Post-election crisis and instability - still no international solutions :
Hasty polls can make things worse as Congo’s case shows By Paul Collier
LONDON: Much of my work has been on conflict in Africa, so the latest catastrophe in the Democratic Republic of Congo (DRC) has unsurprisingly generated questions of the form ‘What now?’ My buck-dodging answer is: ‘Don’t start from here’. We are where we are because of the persistent failure of the international community to face reality. Part of that reality is that the UN is ill-suited to a reactive mode of operations: reaction requires decisions and logistics that are usually stymied by a lack of consensus and resources.

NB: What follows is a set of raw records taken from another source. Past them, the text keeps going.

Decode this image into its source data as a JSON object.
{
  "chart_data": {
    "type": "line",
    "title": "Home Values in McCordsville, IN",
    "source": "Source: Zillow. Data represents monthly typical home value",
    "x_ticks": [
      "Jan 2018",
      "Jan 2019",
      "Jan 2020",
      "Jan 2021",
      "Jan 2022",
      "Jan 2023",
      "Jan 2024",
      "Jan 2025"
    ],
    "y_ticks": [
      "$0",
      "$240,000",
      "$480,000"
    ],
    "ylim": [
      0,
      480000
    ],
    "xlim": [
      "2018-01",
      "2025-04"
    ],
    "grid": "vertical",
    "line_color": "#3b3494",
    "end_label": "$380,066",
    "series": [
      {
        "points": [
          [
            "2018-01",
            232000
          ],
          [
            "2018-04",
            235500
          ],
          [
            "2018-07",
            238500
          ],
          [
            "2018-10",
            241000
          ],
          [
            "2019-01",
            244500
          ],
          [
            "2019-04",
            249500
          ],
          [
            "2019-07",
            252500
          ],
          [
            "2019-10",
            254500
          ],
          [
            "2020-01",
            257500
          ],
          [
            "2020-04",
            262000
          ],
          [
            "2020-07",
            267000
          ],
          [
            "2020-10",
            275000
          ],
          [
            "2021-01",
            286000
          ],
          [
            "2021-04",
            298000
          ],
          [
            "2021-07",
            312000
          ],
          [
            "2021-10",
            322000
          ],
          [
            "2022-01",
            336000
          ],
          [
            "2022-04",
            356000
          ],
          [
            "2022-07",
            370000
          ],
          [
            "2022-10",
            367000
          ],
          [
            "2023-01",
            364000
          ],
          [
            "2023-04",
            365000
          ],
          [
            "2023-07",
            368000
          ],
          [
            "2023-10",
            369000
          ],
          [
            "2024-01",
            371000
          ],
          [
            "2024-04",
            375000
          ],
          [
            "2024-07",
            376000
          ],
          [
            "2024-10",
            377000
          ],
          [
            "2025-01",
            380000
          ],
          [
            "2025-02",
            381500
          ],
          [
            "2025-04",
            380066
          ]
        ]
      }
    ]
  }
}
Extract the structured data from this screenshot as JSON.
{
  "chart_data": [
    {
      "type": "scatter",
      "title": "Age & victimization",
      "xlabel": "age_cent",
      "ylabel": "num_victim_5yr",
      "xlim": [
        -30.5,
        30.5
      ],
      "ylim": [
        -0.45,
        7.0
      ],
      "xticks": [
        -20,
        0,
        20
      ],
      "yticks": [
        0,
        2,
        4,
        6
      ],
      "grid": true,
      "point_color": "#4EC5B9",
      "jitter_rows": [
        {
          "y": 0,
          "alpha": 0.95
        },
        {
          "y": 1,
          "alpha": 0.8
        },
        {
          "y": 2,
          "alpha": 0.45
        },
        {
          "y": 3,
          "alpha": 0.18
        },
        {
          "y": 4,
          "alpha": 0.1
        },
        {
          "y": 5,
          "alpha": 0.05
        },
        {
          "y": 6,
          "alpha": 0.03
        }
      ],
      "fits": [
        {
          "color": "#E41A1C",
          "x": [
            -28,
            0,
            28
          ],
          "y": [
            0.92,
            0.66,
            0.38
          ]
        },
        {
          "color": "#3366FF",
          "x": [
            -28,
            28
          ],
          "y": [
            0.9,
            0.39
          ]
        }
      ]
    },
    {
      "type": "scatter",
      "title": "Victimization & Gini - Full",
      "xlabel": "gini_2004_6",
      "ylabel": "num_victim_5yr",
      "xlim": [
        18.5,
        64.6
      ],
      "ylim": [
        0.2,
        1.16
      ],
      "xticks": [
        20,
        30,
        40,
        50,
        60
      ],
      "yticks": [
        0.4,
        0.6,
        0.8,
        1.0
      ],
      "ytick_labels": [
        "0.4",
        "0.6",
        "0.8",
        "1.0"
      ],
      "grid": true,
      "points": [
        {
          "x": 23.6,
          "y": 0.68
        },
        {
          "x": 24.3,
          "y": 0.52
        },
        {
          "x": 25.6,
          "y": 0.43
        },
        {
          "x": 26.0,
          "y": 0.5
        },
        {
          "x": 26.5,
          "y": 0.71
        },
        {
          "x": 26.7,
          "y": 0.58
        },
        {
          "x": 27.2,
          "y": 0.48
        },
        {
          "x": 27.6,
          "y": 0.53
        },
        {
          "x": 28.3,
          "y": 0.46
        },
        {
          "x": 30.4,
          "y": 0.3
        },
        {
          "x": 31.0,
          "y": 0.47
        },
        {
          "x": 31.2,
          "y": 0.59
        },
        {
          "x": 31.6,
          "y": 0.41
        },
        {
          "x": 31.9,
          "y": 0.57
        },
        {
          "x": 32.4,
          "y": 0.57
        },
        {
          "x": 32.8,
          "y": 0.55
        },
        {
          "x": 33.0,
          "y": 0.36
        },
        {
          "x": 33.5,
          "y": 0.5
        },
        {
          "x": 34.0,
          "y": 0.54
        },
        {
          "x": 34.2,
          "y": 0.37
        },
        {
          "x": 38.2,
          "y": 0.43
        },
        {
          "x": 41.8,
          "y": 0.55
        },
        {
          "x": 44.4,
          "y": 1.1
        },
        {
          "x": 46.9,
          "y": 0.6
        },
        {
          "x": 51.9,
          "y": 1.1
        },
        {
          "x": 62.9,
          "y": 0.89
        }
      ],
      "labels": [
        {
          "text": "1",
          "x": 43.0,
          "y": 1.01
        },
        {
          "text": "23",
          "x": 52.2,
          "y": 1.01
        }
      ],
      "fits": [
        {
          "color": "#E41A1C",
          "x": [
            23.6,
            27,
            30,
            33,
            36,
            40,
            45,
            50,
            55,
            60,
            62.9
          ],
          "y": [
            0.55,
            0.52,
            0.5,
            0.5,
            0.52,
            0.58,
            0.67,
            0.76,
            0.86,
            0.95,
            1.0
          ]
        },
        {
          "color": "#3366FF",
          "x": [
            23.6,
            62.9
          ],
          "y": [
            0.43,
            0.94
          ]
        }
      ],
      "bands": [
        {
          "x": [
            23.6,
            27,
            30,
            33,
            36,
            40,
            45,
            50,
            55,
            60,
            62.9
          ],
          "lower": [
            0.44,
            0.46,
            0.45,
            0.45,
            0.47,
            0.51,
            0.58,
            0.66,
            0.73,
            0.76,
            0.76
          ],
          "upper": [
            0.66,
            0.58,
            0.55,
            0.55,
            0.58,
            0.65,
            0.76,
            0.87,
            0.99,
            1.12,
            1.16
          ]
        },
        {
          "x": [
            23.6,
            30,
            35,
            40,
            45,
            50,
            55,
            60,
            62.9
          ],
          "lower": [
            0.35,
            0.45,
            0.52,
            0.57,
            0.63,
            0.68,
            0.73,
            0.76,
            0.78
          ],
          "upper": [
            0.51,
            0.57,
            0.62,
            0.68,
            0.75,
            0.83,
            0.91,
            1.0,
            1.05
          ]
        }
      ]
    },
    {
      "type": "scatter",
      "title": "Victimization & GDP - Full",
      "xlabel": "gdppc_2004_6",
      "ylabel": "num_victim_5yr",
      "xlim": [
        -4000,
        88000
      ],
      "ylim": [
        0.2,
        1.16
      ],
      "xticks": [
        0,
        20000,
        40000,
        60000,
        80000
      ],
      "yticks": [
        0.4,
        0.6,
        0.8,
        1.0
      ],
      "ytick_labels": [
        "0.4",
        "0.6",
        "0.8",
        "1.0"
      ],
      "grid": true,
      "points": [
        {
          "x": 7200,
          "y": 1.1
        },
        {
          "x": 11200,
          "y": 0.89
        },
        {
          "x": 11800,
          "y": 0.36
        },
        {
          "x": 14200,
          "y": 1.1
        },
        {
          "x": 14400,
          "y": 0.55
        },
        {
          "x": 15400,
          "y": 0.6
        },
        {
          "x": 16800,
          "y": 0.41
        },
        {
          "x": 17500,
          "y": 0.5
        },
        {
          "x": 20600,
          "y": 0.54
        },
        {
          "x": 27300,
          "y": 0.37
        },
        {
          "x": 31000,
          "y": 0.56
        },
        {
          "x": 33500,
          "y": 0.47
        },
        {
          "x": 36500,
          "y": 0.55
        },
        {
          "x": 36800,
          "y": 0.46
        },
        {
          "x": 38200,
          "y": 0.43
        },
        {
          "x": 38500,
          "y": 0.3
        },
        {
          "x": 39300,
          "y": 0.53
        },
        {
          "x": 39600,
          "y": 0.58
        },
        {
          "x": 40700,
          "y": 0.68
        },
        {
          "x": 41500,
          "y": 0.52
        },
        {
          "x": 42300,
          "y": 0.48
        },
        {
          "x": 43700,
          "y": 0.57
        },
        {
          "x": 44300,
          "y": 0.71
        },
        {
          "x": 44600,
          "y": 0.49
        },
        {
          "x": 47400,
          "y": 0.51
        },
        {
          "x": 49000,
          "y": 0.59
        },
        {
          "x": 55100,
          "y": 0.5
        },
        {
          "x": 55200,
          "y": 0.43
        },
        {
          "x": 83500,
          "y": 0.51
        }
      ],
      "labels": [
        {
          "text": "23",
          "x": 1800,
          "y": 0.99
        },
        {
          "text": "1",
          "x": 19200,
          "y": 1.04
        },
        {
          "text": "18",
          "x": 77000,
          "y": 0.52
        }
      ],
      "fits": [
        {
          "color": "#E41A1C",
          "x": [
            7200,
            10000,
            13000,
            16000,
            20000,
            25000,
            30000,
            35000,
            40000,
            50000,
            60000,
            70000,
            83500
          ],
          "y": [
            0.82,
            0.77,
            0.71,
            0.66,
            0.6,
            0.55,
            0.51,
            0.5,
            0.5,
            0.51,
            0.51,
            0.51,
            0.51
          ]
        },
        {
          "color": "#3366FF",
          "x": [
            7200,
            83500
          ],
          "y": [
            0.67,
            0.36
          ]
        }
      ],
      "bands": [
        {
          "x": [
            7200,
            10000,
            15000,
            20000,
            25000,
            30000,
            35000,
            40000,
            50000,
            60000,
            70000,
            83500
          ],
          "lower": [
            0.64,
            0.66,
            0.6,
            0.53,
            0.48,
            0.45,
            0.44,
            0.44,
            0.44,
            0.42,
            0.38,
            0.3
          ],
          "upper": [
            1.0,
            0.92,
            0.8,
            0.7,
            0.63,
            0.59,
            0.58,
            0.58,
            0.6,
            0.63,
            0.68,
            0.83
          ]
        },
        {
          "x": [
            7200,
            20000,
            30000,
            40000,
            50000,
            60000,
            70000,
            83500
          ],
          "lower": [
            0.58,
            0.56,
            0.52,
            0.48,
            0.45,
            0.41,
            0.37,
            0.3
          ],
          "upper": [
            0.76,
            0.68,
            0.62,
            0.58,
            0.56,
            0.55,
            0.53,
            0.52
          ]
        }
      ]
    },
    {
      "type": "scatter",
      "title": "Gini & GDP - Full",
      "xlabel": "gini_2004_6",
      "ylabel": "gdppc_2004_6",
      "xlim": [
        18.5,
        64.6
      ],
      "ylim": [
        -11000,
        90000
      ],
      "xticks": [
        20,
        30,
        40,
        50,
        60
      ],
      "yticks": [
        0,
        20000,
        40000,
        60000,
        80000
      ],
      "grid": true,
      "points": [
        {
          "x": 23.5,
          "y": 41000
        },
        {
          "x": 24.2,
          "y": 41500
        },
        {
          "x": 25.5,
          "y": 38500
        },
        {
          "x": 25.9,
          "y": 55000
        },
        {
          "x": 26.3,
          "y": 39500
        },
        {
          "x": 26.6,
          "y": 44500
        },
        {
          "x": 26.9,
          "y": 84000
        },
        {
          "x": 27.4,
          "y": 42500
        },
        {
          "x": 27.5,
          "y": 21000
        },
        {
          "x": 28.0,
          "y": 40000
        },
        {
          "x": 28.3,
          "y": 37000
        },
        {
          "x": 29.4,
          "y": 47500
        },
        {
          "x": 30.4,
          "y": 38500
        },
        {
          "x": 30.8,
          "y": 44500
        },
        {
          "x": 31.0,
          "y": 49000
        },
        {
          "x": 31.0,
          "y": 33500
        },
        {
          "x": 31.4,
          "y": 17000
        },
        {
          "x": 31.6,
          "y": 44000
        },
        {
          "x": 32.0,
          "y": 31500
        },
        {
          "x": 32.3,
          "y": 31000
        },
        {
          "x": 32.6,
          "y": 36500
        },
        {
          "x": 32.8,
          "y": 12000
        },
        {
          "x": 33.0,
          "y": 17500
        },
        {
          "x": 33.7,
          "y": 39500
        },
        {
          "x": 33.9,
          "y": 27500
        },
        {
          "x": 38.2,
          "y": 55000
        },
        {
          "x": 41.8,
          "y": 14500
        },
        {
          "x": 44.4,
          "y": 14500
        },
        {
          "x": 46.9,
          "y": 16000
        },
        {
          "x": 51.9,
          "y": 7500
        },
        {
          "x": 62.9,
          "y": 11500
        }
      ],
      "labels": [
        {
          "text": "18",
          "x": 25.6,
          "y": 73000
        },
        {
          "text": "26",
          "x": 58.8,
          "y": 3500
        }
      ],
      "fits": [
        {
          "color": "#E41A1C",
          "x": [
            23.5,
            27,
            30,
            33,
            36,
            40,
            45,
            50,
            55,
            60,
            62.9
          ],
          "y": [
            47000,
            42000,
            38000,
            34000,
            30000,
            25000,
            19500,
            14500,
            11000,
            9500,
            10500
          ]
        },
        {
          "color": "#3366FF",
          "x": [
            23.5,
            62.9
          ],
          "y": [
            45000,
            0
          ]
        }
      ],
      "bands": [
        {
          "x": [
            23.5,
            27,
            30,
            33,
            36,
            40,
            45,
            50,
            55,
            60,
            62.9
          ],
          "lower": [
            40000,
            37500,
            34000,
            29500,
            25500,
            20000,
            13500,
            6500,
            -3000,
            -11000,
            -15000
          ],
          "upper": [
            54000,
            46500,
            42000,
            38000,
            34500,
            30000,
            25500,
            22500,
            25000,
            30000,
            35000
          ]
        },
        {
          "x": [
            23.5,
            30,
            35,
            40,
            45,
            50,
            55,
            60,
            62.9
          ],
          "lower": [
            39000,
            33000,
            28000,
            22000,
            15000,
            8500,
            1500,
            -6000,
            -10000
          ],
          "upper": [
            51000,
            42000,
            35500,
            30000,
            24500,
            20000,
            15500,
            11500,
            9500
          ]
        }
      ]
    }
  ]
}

So what is the alternative to the reactive mode? It is to pre-empt these situations by changing the approach that has been adopted in post-conflict societies.
The international community has based its pre-emptive strategy on a naive faith in the restorative power of elections. The theory has been that elections usher in an accountable and legitimate government and so bring peace and prosperity. In the DRC, elections were duly held on October 29. 2006, costing the aid donors $500mn. So confident was the international community in this model that the date set for the withdrawal of UN peacekeepers was October 30. Instead, the elections provoked a full-scale shoot-out between the forces of the defeated candidate, Bemba, and the victorious Kabila, while manifestly failing to resolve the problem of eastern Congo.